Hospitals also rely heavily on ambulance services to spread the patient load and free up beds by moving patients among hospitals or to rehabilitation facilities. But they are swamped, too.

Jamkhana said noncritical patients are often waiting more than eight hours to get moved.

Joe Grygiel, vice president of regional operations for the company that owns Abbott Ambulance which serves the St. Louis area, said 911 calls take priority.

“Our response time for hospital transfers are down,” Grygiel said. “We simply can’t transport as many patients a day as we typically could.”

First responders wear protective gears to prevent spread of coronavirus

An Abbott Ambulance EMS provider wears a protective mask, gown and eye protection as he pulls away from the scene of medical call in the 5200 block of South Grand Boulevard on Wednesday, March 18, 2020. Photo by David Carson, dcarson@post-dispatch.com

Many EMS staff are out sick or having to quarantine. An ambulance must be decontaminated after calls, which can take it out of service for up to an hour. The calls they respond to involve sicker patients who have put off seeking help.

Nick Harper, deputy chief of the Monarch Fire Protection District which covers a large section of west St. Louis County, said the district is on track this month to respond to more heart attacks than it has in an entire year.

Because of hospitals’ no-visitor policies, Grygiel and Harper say many patients refuse to be taken to the hospital because they don’t want to die alone.

Jamkhana said everyone is stretched thin.

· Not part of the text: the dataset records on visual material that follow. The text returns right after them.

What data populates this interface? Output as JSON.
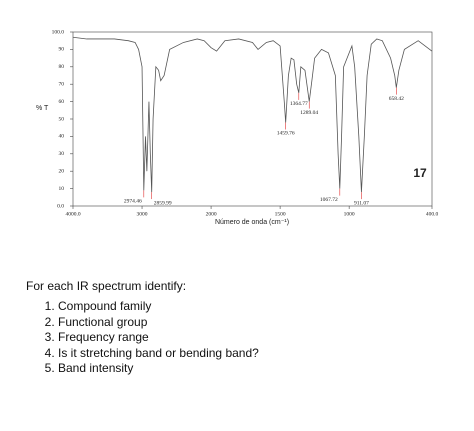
{
  "chart_data": {
    "type": "line",
    "x_label": "Número de onda (cm⁻¹)",
    "y_label": "% T",
    "panel_label": "17",
    "xlim": [
      4000,
      400
    ],
    "ylim": [
      0,
      100
    ],
    "x_scale_break": 2000,
    "xticks": [
      {
        "value": 4000,
        "label": "4000.0"
      },
      3000,
      2000,
      1500,
      1000,
      {
        "value": 400,
        "label": "400.0"
      }
    ],
    "yticks": [
      {
        "value": 0,
        "label": "0.0"
      },
      10,
      20,
      30,
      40,
      50,
      60,
      70,
      80,
      90,
      {
        "value": 100,
        "label": "100.0"
      }
    ],
    "color": "#555555",
    "annotation_color": "#e03030",
    "x": [
      4000,
      3800,
      3600,
      3400,
      3200,
      3100,
      3050,
      3000,
      2974.46,
      2950,
      2930,
      2900,
      2880,
      2859.99,
      2840,
      2800,
      2760,
      2730,
      2680,
      2600,
      2400,
      2200,
      2100,
      2000,
      1960,
      1900,
      1800,
      1700,
      1660,
      1600,
      1550,
      1500,
      1470,
      1459.76,
      1440,
      1420,
      1400,
      1380,
      1364.77,
      1350,
      1320,
      1289.04,
      1270,
      1250,
      1200,
      1150,
      1100,
      1080,
      1067.72,
      1055,
      1040,
      1000,
      980,
      960,
      930,
      911.07,
      890,
      870,
      840,
      800,
      760,
      700,
      670,
      658.42,
      640,
      600,
      500,
      450,
      400
    ],
    "values": [
      97,
      96,
      96,
      96,
      95,
      94,
      90,
      80,
      9,
      40,
      20,
      60,
      30,
      8,
      50,
      80,
      78,
      72,
      75,
      90,
      94,
      96,
      95,
      91,
      89,
      95,
      96,
      94,
      90,
      94,
      95,
      92,
      60,
      48,
      75,
      85,
      84,
      70,
      65,
      80,
      78,
      60,
      72,
      85,
      90,
      88,
      75,
      30,
      10,
      40,
      80,
      88,
      92,
      80,
      40,
      8,
      40,
      75,
      93,
      96,
      95,
      85,
      75,
      68,
      78,
      90,
      95,
      92,
      89
    ],
    "annotations": [
      {
        "x": 2974.46,
        "label": "2974.46"
      },
      {
        "x": 2859.99,
        "label": "2859.99"
      },
      {
        "x": 1459.76,
        "label": "1459.76"
      },
      {
        "x": 1364.77,
        "label": "1364.77"
      },
      {
        "x": 1289.04,
        "label": "1289.04"
      },
      {
        "x": 1067.72,
        "label": "1067.72"
      },
      {
        "x": 911.07,
        "label": "911.07"
      },
      {
        "x": 658.42,
        "label": "658.42"
      }
    ]
  },
  "instructions": {
    "heading": "For each IR spectrum identify:",
    "items": [
      "Compound family",
      "Functional group",
      "Frequency range",
      "Is it stretching band or bending band?",
      "Band intensity"
    ]
  }
}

Missouri Gov. Mike Parson announced on Dec. 2 that he was hiring a Texas-based private company to provide up to 760 health care workers across Missouri. Just 117, however, are scheduled to arrive over the next few weeks, with the first group starting Monday.

“The fear for us is that we will reach a breaking point,” Jamkhana said. “At some point, it is a finite resource. We can’t just create nurses, physicians, respiratory therapists and EMS staff out of thin air.”

Total priority score

A breaking point will prompt crisis standards of care, which have been created and refined over several decades for mass casualty incidents like earthquakes or war. They guide clinicians on how to choose who gets limited critical resources by prioritizing who is likely to survive.

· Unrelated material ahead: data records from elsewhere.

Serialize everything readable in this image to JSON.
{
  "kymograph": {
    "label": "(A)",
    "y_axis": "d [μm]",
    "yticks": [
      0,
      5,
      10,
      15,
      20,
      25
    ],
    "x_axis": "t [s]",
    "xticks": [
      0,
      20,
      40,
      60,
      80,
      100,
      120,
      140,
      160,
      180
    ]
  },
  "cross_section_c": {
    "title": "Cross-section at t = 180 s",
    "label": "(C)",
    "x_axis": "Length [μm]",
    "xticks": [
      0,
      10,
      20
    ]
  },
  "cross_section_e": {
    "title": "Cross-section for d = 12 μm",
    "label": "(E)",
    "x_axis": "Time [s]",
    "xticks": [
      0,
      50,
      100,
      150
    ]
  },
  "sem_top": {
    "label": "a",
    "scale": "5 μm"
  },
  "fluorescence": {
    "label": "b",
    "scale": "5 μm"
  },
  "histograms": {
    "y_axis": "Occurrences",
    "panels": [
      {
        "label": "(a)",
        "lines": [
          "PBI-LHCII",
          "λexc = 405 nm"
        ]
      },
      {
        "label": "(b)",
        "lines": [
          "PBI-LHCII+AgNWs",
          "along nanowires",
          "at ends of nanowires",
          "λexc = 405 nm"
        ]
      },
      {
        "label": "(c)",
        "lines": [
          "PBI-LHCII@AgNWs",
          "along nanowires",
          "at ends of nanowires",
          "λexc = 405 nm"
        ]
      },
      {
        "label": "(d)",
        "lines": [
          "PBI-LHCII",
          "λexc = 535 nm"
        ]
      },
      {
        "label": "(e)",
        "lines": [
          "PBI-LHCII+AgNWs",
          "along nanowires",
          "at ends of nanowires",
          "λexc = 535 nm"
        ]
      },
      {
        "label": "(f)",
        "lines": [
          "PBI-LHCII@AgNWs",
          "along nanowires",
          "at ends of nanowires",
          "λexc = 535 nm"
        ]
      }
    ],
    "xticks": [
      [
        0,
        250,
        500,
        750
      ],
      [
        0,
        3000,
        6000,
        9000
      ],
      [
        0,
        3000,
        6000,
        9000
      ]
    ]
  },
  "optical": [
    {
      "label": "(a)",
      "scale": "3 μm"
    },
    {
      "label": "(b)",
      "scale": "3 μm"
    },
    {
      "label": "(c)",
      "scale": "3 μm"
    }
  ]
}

At the start of the pandemic, the Missouri Hospital Association pulled together resources and created such guidance for hospitals across the state should they become overwhelmed.

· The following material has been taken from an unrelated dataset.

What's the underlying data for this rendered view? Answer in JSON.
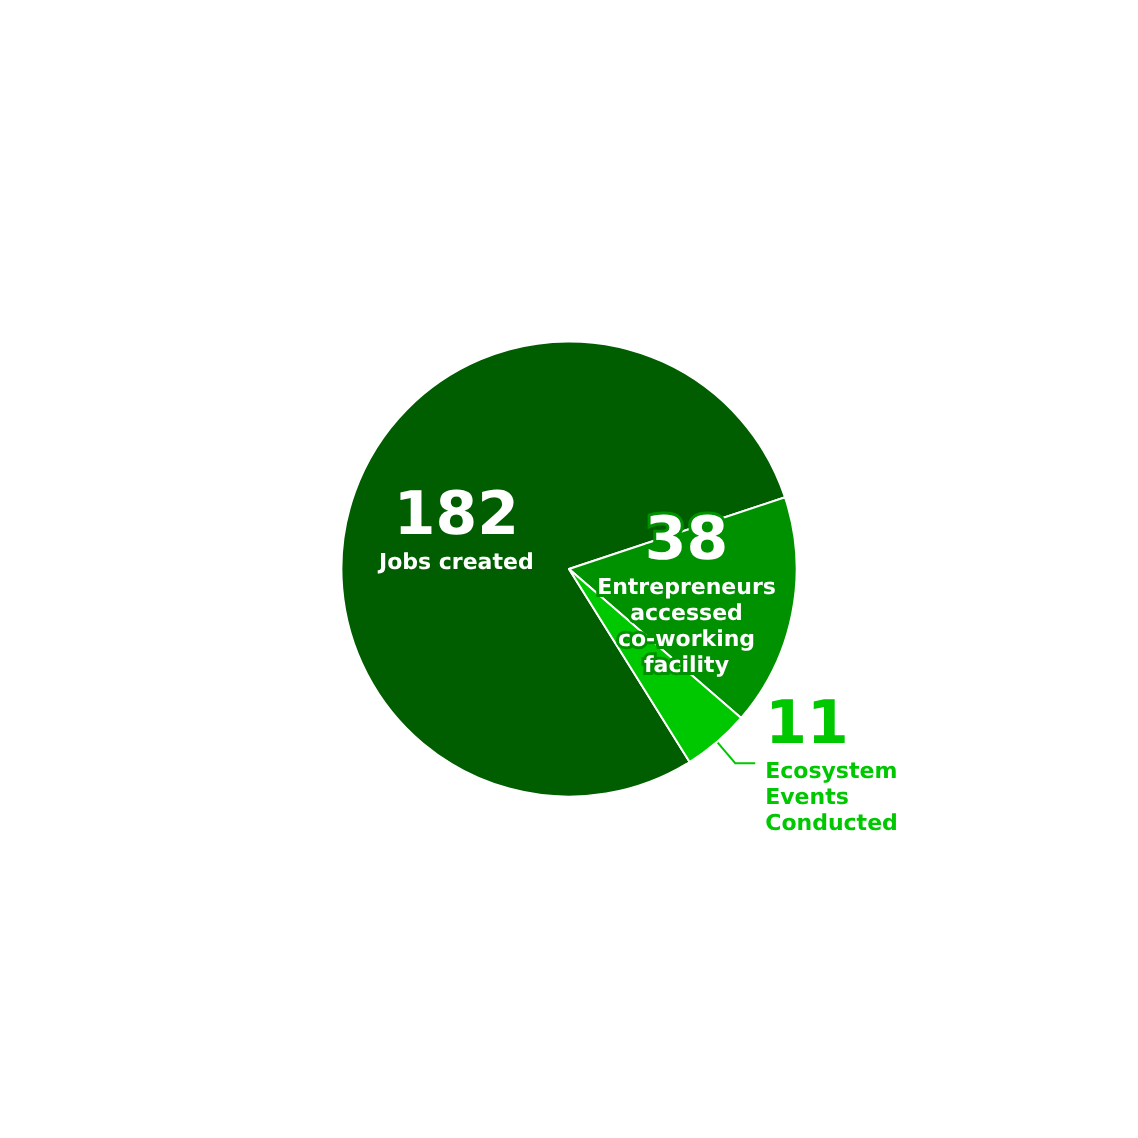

The guidelines suggest that each hospital have a triage team of acute care specialists in charge of making the decisions. Patients will be given a “total priority score” based on their health conditions. If there is a tie, the team can consider things such as age or whether the person is a health care worker, or even implement a lottery.

How the decisions are made must be “transparently communicated to the public to distill fears that patient lives are not appropriately valued by a particular facility,” the guidelines state.

A group called the St. Louis Medical Officers Center, made up of a dozen representatives from area hospital systems, will decide when crisis standards are implemented. They will begin working more closely together, sharing real-time information about available resources across their systems, said Harper, who is an EMS liaison to the group.

Harper is working with the center on how to get that information as quickly as possible to ambulance crews in the field should the crisis standards come into play, since it no longer means they simply head to the closest hospital. “You are going to see EMS running their tails off,” Harper said.

Earlier this month, Garza said there’s no question whether health care workers will take care of everybody no matter the situation.

“The question is,” he said, “how well will we take care of everybody and how much stress are we willing to put on the backs of our health care workers?”